The Department of Education (DE) was created during the Carter administration and began operations in mid-1980. Thirty years later, with 5000 employees, and a current annual budget of $68,600,000,000.00, (68.6 billion) there is little evidence to support that the federal agency has accomplished anything to enhance the learning capacity of those it was advertised to aid. For the 55,203,000 K-12 students, this represents $1242 each annually from the federal government to prepare them for life as an adult. According to the chart above, it would have been a better investment to have sent each one a check. Keep in mind this represents only 8.5% of the total educational outlay.
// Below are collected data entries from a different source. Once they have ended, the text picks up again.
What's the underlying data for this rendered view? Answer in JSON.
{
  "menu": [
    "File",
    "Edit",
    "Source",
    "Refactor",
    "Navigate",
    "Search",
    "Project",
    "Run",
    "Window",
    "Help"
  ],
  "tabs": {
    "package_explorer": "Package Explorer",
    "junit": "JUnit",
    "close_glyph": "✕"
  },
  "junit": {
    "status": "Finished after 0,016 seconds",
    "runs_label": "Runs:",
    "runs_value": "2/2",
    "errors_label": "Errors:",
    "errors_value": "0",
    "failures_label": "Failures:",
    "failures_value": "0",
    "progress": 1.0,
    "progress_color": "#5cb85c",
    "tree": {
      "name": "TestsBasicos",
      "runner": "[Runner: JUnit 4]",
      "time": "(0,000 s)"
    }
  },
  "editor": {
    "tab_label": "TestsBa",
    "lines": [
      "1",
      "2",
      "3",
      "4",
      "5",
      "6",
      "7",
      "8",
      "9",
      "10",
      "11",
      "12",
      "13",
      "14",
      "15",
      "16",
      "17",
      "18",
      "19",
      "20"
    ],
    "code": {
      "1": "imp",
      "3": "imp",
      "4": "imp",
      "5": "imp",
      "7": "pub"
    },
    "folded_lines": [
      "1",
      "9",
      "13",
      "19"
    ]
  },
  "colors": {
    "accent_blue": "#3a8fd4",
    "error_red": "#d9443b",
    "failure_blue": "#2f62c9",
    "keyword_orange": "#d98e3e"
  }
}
The balance is supplied by states, local entities and private sources.

Our total annual educational budget is in excess of half a trillion dollars. Is it unreasonable to expect, for that sum, that student achievement might increase by an insignificant 1% per year? How about, we settle for a mere .5% per year? What sort of fiscal fool would make any investment over forty years with no return (0-zip!-nada!-zilch!) on those monies? In reality, the achievement level has actually dropped! Worse than getting no return, we are actually losing day by day.

Even though DE is the poster child for useless government agencies with their wasteful and inappropriate priorities, attempts to eliminate it have proven extremely difficult. Even more difficult and more dangerous as well, is the affect of unions on the education of our youth. Their dedication is to the enhancement of the lives of the teachers and the union hierarchy. Dismissal of deadwood in a K-12 faculty has proven nearly impossible as a result. If you doubt the presence of “deadwood”, return for one more visit to the above chart.
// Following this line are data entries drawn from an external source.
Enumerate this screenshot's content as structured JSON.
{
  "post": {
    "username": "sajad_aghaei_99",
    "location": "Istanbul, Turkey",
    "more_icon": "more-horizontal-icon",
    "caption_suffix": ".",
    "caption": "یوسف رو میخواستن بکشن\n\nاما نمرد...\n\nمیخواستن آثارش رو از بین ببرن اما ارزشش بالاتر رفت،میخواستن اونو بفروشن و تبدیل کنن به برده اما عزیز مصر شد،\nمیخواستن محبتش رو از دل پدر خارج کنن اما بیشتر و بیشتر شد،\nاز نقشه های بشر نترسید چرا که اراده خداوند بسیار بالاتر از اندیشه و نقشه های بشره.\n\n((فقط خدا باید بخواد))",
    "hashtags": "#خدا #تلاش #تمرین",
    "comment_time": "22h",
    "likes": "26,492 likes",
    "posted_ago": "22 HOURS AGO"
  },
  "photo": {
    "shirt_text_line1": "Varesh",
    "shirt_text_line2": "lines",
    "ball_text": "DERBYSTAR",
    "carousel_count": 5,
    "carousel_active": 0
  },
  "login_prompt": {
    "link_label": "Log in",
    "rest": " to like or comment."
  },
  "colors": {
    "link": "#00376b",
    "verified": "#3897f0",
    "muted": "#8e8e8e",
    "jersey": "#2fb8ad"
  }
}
This waste and inefficiency lies comfortably beside most of the other problems which occupy an inflated government. Obviously, the solution is to minimize the federal influence and return to state sovereignty. No more logical or necessary activity needs be accomplished than to get the fed out of the ed business along with many others where there is equivalent inefficiency. If one cannot understand this attempt to tear down America through the destruction of our most valuable asset, our youngsters, then there is no hope for the republic.